The baker tent, wall tent, and Whelen Lean-to are all synonymous with traditional camping— that golden era of the late 1800s to 1930s when leather and canvas  seemed to propagate the camp scene.

Col. Thompson Whelen, credited with designing the Whelen Lean-to, was a United States Army Colonel, Hunter, outdoorsman, avid writer and designer of the Whelen Sling and Various rifle cartridges.

It is the Whelen Lean-to that is the subject of this article and the question to whether indeed Col Townsend Whelen actually did invent that version of Lean-to, or did he actually ripoff the design.

Our friends over at have a great article tracing back the history to well before Whelen himself. Here is the article. It’s long but worth the read.


Simply stating that Colonel Townsend Whelen (1877-1961) was just an outdoorsman is like saying that Babe Ruth was just a baseball player. According to the dust jacket flap of On Your Own in the Wilderness (Whelen and Angier), 1958, Whelen wrote his first outdoor magazine article in 1901 and afterward, his work appeared in outdoor magazines almost every month. In fact, one of the last pieces he wrote addressed the subject of this article and appeared in Sports Afield in June of 1961. Whelen was the camping editor of Sports Afield for twenty years, Director of Research and Development at Springfield Armory and commanding officer at Frankfort Arsenal.
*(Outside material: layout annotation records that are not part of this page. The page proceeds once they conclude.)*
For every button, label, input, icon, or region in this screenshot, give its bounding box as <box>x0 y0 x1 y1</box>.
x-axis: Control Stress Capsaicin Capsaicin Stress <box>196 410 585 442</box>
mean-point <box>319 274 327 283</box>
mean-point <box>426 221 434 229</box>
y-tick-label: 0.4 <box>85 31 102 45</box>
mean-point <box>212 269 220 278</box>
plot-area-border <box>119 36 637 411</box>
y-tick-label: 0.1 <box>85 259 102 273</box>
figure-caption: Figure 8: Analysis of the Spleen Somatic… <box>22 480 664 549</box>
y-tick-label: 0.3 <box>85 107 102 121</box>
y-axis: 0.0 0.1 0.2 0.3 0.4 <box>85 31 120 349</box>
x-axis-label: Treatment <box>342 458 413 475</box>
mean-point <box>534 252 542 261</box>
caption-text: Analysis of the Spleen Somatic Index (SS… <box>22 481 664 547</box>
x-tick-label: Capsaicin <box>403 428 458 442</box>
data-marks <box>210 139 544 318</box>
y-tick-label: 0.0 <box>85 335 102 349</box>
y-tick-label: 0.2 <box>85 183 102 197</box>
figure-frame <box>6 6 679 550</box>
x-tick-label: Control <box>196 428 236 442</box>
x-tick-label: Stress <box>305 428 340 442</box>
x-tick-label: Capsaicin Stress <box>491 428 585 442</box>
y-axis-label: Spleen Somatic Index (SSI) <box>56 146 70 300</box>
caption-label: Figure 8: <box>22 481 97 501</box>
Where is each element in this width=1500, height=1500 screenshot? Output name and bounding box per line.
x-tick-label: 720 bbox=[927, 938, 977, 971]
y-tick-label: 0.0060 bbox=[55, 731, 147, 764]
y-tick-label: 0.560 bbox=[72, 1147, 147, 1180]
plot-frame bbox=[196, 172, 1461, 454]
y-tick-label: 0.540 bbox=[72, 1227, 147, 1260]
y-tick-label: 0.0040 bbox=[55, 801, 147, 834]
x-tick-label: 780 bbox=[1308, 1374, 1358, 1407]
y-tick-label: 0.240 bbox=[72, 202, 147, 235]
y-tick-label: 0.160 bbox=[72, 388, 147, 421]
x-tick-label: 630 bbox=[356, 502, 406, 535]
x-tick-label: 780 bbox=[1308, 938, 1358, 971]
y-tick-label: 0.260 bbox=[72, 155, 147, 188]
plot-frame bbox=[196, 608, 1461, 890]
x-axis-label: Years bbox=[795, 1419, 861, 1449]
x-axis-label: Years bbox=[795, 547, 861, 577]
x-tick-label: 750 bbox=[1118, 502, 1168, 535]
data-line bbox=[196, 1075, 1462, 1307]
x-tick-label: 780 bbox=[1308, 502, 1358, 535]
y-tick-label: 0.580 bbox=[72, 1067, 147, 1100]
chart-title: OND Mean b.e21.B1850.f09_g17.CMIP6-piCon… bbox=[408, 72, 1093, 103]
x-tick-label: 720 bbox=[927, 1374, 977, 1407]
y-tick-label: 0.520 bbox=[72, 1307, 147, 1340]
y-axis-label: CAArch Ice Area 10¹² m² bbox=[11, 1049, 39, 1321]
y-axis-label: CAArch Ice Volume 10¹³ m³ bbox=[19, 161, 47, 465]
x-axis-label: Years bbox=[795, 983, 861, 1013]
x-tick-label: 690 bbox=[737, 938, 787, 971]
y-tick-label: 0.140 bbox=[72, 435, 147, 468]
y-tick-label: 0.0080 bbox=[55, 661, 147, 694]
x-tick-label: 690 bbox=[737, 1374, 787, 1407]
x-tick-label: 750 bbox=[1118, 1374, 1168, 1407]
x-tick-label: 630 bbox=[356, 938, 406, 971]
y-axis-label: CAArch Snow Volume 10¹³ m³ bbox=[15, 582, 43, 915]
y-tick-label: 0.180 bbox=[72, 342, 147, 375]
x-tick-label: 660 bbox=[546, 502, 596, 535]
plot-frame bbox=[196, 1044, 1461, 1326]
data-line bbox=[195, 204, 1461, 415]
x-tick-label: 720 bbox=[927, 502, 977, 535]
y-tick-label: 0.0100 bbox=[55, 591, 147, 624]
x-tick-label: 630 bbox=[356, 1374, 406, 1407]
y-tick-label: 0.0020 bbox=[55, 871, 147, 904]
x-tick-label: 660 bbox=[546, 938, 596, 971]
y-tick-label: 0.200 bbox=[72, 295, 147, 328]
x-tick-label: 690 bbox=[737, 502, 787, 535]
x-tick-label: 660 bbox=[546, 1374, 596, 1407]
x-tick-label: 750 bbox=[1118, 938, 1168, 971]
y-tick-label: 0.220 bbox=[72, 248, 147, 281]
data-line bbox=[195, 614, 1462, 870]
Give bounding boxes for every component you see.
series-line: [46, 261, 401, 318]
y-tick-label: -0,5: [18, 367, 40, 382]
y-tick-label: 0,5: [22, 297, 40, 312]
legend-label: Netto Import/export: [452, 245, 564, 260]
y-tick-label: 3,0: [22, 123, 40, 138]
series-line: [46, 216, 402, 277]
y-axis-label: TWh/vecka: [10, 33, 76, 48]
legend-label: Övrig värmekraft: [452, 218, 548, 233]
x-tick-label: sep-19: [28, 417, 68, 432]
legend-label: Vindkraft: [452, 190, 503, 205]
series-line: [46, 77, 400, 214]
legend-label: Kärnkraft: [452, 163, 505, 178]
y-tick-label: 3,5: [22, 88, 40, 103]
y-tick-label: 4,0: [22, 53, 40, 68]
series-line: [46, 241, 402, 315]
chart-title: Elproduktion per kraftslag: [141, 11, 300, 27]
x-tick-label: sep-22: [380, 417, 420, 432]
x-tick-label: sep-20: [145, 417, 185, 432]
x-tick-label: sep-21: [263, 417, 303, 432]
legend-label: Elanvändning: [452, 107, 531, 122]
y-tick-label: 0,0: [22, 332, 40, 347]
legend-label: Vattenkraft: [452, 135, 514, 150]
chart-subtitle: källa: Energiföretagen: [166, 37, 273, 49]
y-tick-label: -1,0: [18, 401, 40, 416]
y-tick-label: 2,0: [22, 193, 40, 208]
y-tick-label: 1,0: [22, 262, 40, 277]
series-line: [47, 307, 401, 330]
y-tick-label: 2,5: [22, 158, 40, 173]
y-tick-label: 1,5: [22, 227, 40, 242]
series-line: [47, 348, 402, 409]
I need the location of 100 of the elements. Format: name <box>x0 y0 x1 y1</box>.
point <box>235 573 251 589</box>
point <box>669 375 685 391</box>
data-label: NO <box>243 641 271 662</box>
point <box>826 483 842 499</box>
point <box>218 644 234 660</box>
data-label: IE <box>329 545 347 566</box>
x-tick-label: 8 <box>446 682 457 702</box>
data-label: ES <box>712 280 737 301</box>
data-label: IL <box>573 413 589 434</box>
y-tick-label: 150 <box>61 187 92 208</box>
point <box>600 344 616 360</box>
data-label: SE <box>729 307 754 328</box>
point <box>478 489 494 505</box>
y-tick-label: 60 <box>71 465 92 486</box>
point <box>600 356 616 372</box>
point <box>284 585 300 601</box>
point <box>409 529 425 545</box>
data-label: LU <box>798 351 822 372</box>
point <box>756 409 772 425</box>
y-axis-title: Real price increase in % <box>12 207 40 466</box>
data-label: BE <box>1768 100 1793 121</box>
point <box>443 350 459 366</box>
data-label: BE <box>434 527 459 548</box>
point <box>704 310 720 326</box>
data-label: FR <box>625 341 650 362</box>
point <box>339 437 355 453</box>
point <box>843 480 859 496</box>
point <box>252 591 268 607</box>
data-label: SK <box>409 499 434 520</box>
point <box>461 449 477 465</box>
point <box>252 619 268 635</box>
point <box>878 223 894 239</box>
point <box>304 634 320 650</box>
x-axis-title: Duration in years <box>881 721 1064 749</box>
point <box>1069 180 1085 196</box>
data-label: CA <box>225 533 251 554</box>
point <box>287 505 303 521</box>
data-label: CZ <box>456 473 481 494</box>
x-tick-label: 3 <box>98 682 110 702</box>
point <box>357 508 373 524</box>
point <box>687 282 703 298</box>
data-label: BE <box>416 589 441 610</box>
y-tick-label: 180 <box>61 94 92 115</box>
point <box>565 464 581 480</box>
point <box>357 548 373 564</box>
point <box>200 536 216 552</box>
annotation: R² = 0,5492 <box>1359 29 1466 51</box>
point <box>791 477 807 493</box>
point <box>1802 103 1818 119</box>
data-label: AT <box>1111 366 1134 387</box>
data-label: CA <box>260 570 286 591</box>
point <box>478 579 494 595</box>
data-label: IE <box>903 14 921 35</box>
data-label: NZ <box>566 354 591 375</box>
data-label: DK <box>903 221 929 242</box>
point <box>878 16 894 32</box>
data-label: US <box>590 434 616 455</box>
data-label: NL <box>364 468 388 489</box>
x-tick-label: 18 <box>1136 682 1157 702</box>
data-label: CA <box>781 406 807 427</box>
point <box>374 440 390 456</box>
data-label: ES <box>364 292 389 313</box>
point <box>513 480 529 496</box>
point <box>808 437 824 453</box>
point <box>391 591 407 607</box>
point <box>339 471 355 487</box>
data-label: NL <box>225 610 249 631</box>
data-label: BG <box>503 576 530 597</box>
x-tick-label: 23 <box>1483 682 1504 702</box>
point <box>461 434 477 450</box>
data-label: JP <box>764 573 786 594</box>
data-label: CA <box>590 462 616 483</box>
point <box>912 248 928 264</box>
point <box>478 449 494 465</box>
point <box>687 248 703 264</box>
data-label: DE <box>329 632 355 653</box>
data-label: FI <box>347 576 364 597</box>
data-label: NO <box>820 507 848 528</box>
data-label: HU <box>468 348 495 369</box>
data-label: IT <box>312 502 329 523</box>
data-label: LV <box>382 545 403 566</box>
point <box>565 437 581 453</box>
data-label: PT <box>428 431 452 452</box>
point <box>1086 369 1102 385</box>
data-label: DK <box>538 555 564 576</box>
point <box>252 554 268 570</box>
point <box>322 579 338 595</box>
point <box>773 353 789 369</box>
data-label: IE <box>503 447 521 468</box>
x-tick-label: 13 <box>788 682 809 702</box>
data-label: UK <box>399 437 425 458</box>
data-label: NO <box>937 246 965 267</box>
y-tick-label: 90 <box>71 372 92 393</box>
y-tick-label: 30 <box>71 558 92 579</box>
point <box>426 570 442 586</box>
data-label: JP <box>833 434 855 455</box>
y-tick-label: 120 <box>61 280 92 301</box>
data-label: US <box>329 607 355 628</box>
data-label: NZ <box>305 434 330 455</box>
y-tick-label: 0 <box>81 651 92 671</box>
He was the developer of the Whelen rifle sling, the Whelen lean-to tent and the .35 Whelen rifle cartridge. During his lifetime, he wrote over twenty books and was known as Mr. Rifleman and as the Dean of American Outdoor Writers. To top it off, by all accounts, he was also a genuinely nice guy, with many friends.

Considering the above, and as strange as it may seem, when it comes to classic camping, I was always a little disappointed in the Whelen tent. Don’t get me wrong; it is a premier shelter, the pinnacle of lean-to development in fact, and I have weathered cold, sleet, snow and rain in them with ease over the years. My disappointment then, never stemmed from a lack of practicality, but from the fact that the Whelen tent was just too “new”. “It was designed by Townsend Whelen in 1925″ (or 1926, depending on the source), so runs the conventional wisdom. This would have still put it in the Golden Age of camping (1880s-1930s), albeit toward the end of the era, but I was more interested in equipment and techniques from the middle period (turn of the century), so my Whelens were relegated to the shelf in favor of a wall tent and awning with all the accoutrements, except of course, when I needed to go classic and go light at the same time.